Boost for Japan-South Korea ties as Kishida, Yoon vow to resolve historical disputes, security issues
- Leaders of both nations hold first talks in three years, affirm they will work to reach settlement on issues of forced labourers, comfort women during World War II
- Analysts welcome warming of ties, but caution leaders may lack political capital to make significant inroads into resolving differences
The warming of ties between Tokyo and Seoul is to be welcomed as tensions in northeast Asia worsen, analysts say, but caution that a clear demonstration the two nations have put their differences behind them is still some way off, given the lack of statesmanship and political will on both sides.
The first summit between leaders of the two nations in three years addressed the ongoing issue of legal cases brought by former forced labourers at Japanese corporations during Tokyo’s colonial rule of the peninsula between 1910 and 1945.
Kishida and Yoon affirmed they would work to reach an early settlement of the issue, including discussions through diplomatic exchanges, which Kishida said had been “accelerating”.

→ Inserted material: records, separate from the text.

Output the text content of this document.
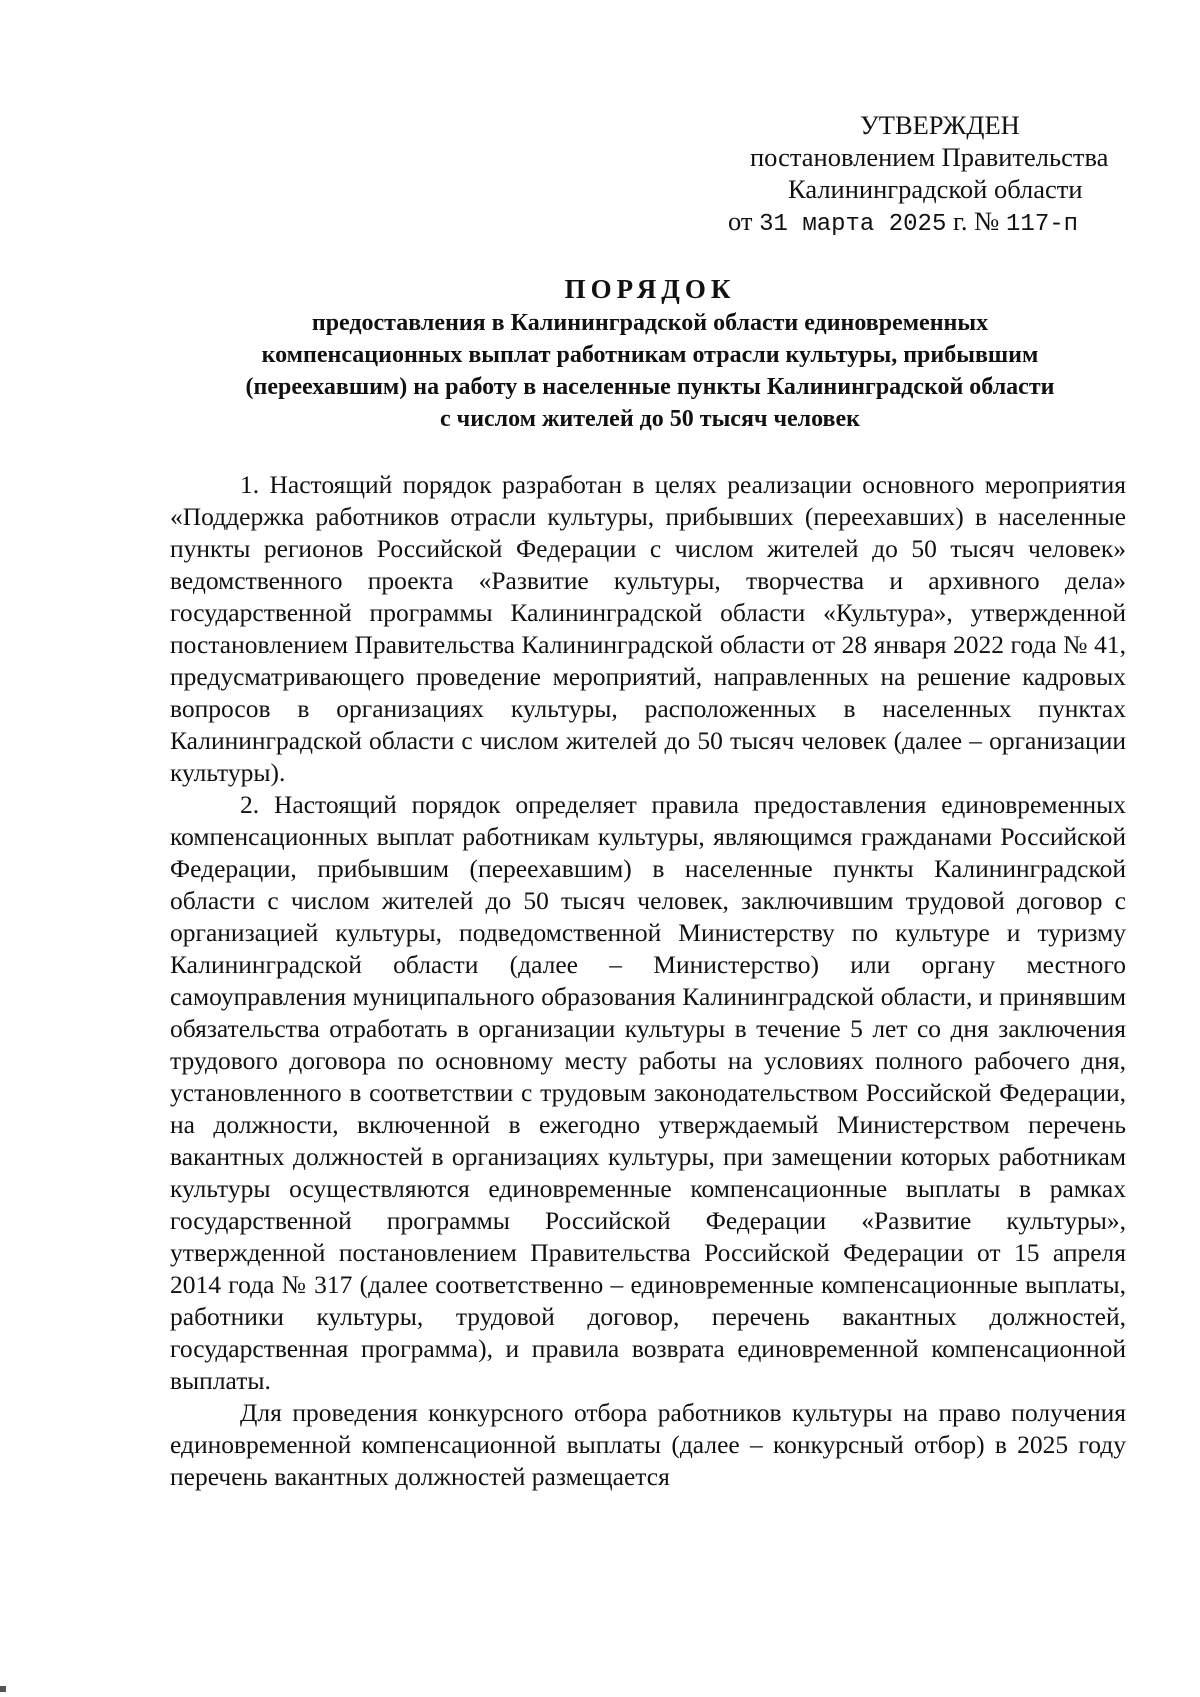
УТВЕРЖДЕН
постановлением Правительства
Калининградской области
от 31 марта 2025 г. № 117-п
ПОРЯДОК
предоставления в Калининградской области единовременных
компенсационных выплат работникам отрасли культуры, прибывшим
(переехавшим) на работу в населенные пункты Калининградской области
с числом жителей до 50 тысяч человек

1. Настоящий порядок разработан в целях реализации основного мероприятия «Поддержка работников отрасли культуры, прибывших (переехавших) в населенные пункты регионов Российской Федерации с числом жителей до 50 тысяч человек» ведомственного проекта «Развитие культуры, творчества и архивного дела» государственной программы Калининградской области «Культура», утвержденной постановлением Правительства Калининградской области от 28 января 2022 года № 41, предусматривающего проведение мероприятий, направленных на решение кадровых вопросов в организациях культуры, расположенных в населенных пунктах Калининградской области с числом жителей до 50 тысяч человек (далее – организации культуры).

2. Настоящий порядок определяет правила предоставления единовременных компенсационных выплат работникам культуры, являющимся гражданами Российской Федерации, прибывшим (переехавшим) в населенные пункты Калининградской области с числом жителей до 50 тысяч человек, заключившим трудовой договор с организацией культуры, подведомственной Министерству по культуре и туризму Калининградской области (далее – Министерство) или органу местного самоуправления муниципального образования Калининградской области, и принявшим обязательства отработать в организации культуры в течение 5 лет со дня заключения трудового договора по основному месту работы на условиях полного рабочего дня, установленного в соответствии с трудовым законодательством Российской Федерации, на должности, включенной в ежегодно утверждаемый Министерством перечень вакантных должностей в организациях культуры, при замещении которых работникам культуры осуществляются единовременные компенсационные выплаты в рамках государственной программы Российской Федерации «Развитие культуры», утвержденной постановлением Правительства Российской Федерации от 15 апреля 2014 года № 317 (далее соответственно – единовременные компенсационные выплаты, работники культуры, трудовой договор, перечень вакантных должностей, государственная программа), и правила возврата единовременной компенсационной выплаты.

Для проведения конкурсного отбора работников культуры на право получения единовременной компенсационной выплаты (далее – конкурсный отбор) в 2025 году перечень вакантных должностей размещается
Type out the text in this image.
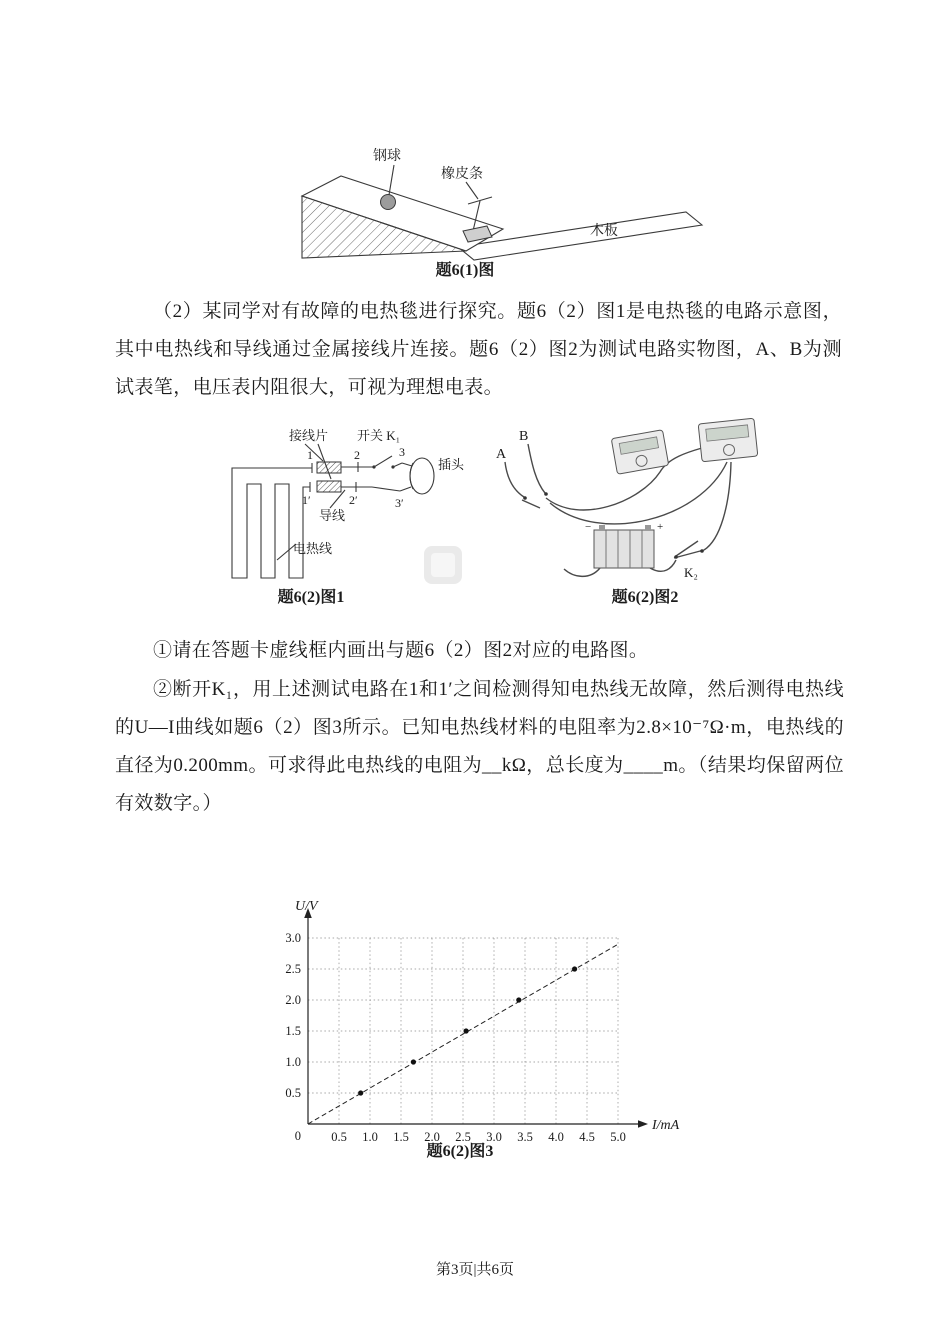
钢球
橡皮条
木板
题6(1)图
（2）某同学对有故障的电热毯进行探究。题6（2）图1是电热毯的电路示意图，其中电热线和导线通过金属接线片连接。题6（2）图2为测试电路实物图，A、B为测试表笔，电压表内阻很大，可视为理想电表。
接线片 开关 K₁
1
1′
2
2′
3
3′
插头
导线
电热线
题6(2)图1
A
B
−	+
K₂
题6(2)图2
①请在答题卡虚线框内画出与题6（2）图2对应的电路图。
②断开K₁，用上述测试电路在1和1′之间检测得知电热线无故障，然后测得电热线的U—I曲线如题6（2）图3所示。已知电热线材料的电阻率为2.8×10⁻⁷Ω·m，电热线的直径为0.200mm。可求得此电热线的电阻为__kΩ，总长度为____m。（结果均保留两位有效数字。）
0.5 1.0 1.5 2.0 2.5 3.0 3.5 4.0 4.5 5.0
0.5
1.0
1.5
2.0
2.5
3.0
0
U/V
I/mA
题6(2)图3
第3页|共6页
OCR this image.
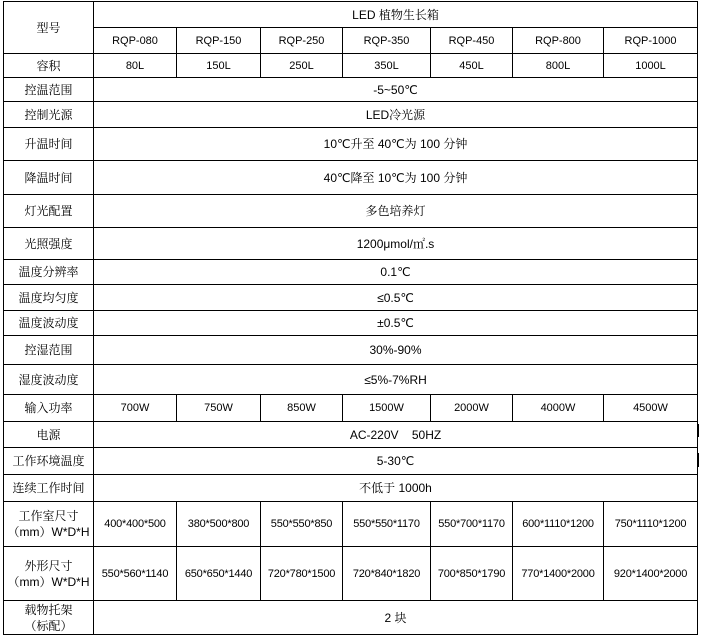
型号	LED 植物生长箱						
	RQP-080	RQP-150	RQP-250	RQP-350	RQP-450	RQP-800	RQP-1000
容积	80L	150L	250L	350L	450L	800L	1000L
控温范围	-5~50℃						
控制光源	LED冷光源						
升温时间	10℃升至 40℃为 100 分钟						
降温时间	40℃降至 10℃为 100 分钟						
灯光配置	多色培养灯						
光照强度	1200μmol/㎡.s						
温度分辨率	0.1℃						
温度均匀度	≤0.5℃						
温度波动度	±0.5℃						
控湿范围	30%-90%						
湿度波动度	≤5%-7%RH						
输入功率	700W	750W	850W	1500W	2000W	4000W	4500W
电源	AC-220V    50HZ						
工作环境温度	5-30℃						
连续工作时间	不低于 1000h						

工作室尺寸
（mm）W*D*H	400*400*500	380*500*800	550*550*850	550*550*1170	550*700*1170	600*1110*1200	750*1110*1200

外形尺寸
（mm）W*D*H	550*560*1140	650*650*1440	720*780*1500	720*840*1820	700*850*1790	770*1400*2000	920*1400*2000

载物托架
（标配）	2 块						
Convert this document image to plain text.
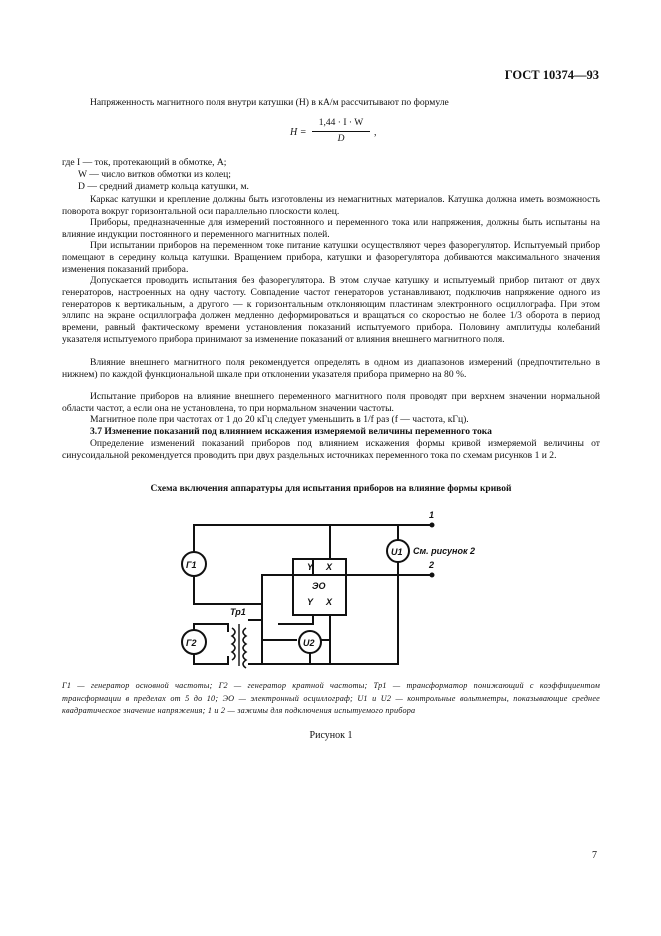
ГОСТ 10374—93

Напряженность магнитного поля внутри катушки (H) в кА/м рассчитывают по формуле

H =
1,44 · I · W
D
,
где I — ток, протекающий в обмотке, А;
W — число витков обмотки из колец;
D — средний диаметр кольца катушки, м.

Каркас катушки и крепление должны быть изготовлены из немагнитных материалов. Катушка должна иметь возможность поворота вокруг горизонтальной оси параллельно плоскости колец.

Приборы, предназначенные для измерений постоянного и переменного тока или напряжения, должны быть испытаны на влияние индукции постоянного и переменного магнитных полей.

При испытании приборов на переменном токе питание катушки осуществляют через фазорегулятор. Испытуемый прибор помещают в середину кольца катушки. Вращением прибора, катушки и фазорегулятора добиваются максимального значения изменения показаний прибора.

Допускается проводить испытания без фазорегулятора. В этом случае катушку и испытуемый прибор питают от двух генераторов, настроенных на одну частоту. Совпадение частот генераторов устанавливают, подключив напряжение одного из генераторов к вертикальным, а другого — к горизонтальным отклоняющим пластинам электронного осциллографа. При этом эллипс на экране осциллографа должен медленно деформироваться и вращаться со скоростью не более 1/3 оборота в период времени, равный фактическому времени установления показаний испытуемого прибора. Половину амплитуды колебаний указателя испытуемого прибора принимают за изменение показаний от влияния внешнего магнитного поля.

Влияние внешнего магнитного поля рекомендуется определять в одном из диапазонов измерений (предпочтительно в нижнем) по каждой функциональной шкале при отклонении указателя прибора примерно на 80 %.

Испытание приборов на влияние внешнего переменного магнитного поля проводят при верхнем значении нормальной области частот, а если она не установлена, то при нормальном значении частоты.

Магнитное поле при частотах от 1 до 20 кГц следует уменьшить в 1/f раз (f — частота, кГц).

3.7 Изменение показаний под влиянием искажения измеряемой величины переменного тока

Определение изменений показаний приборов под влиянием искажения формы кривой измеряемой величины от синусоидальной рекомендуется проводить при двух раздельных источниках переменного тока по схемам рисунков 1 и 2.

Схема включения аппаратуры для испытания приборов на влияние формы кривой
Г1
Г2
Тр1
U1
U2
ЭО
Y X
Y X
1
2
См. рисунок 2
Г1 — генератор основной частоты; Г2 — генератор кратной частоты; Тр1 — трансформатор понижающий с коэффициентом трансформации в пределах от 5 до 10; ЭО — электронный осциллограф; U1 и U2 — контрольные вольтметры, показывающие среднее квадратическое значение напряжения; 1 и 2 — зажимы для подключения испытуемого прибора
Рисунок 1
7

They also underlined the importance of ensuring a “free and open” Indo-Pacific, a commitment that Tokyo has long championed and is widely regarded as an effort to balance China’s growing assertiveness in the region, as well as the need to develop “future-oriented” relations.
“The fact that they are meeting is a positive first step after the relationship has been at an extremely low ebb since 2019,” said Ben Ascione, an assistant professor of international relations at Tokyo’s Waseda University.
“It was always going to be easier for the two leaders to meet on neutral territory and this will be welcomed by the US, which has been trying to get South Korea and Japan to cooperate more, particularly on the issues of North Korea and Indo-Pacific security,” he told This Week in Asia.
“So it’s a small, positive step forward, but it remains to be seen how far and at what pace the two countries can go forward.”
In Japan, Kishida is apparently being constrained by the conservative wing of the ruling Liberal Democratic Party, which will resist any concessions to Seoul, including on the former forced labourers and the “comfort women”, who were forced to serve in military brothels during World War II.
Yoon also faced challenges at home and had limited political capital to forge ahead with initiatives that could be unpopular with the electorate, Ascione said.
“For Japan and South Korea to take any significant steps forward, they really need to address the underlying historical issues,” he said. “But that requires political vision, statesmanship and commitment and I do not think that either leader has sufficient political capital to do that.”
Ryo Hinata-Yamaguchi, a project assistant professor at the Research Center for Advanced Science and Technology at the University of Tokyo, said the talks were “positive” on the critical issue of security.
“I think there has been progress on the security front, especially when it comes to North Korea, and that is important because tensions are likely to remain high on the Korean peninsula for the foreseeable future,” he said, adding that Washington would have been heartened its two key allies in the region appeared to be drawing closer together.
“The progress in the area of security was not just symbolism, there are substantial improvements as well, as we saw the South Korean navy taking part in Japan’s recent fleet review for the first time in several years,” he said.
History, however, remains the likely sticking point, according to Hinata-Yamaguchi.
A big part of the problem is that Tokyo is concerned that any agreement might meet a similar fate to the 2015 pact that was described at the time by both governments as the “irreversible” solution to the comfort women issue. It was unilaterally scrapped by the next administration in Seoul, leaving Japan concerned that any new agreement might meet the same fate at the hands of a new South Korean government.
An official visit by either leader would send a strong signal that the hatchet had finally been buried, Hinata-Yamaguchi said, but that was not imminent.
“It would be hard for that visit to take place without an exchange of ‘souvenirs’” that each side could point to as a positive development in the relationship, he said, suggesting a significant compromise or concession on an issue that had to date proved to be a stumbling block.
Ascione agreed but said, “Turning down the heat in the relationship from boiling to a simmer is a victory when we consider just how bad the relationship did get.”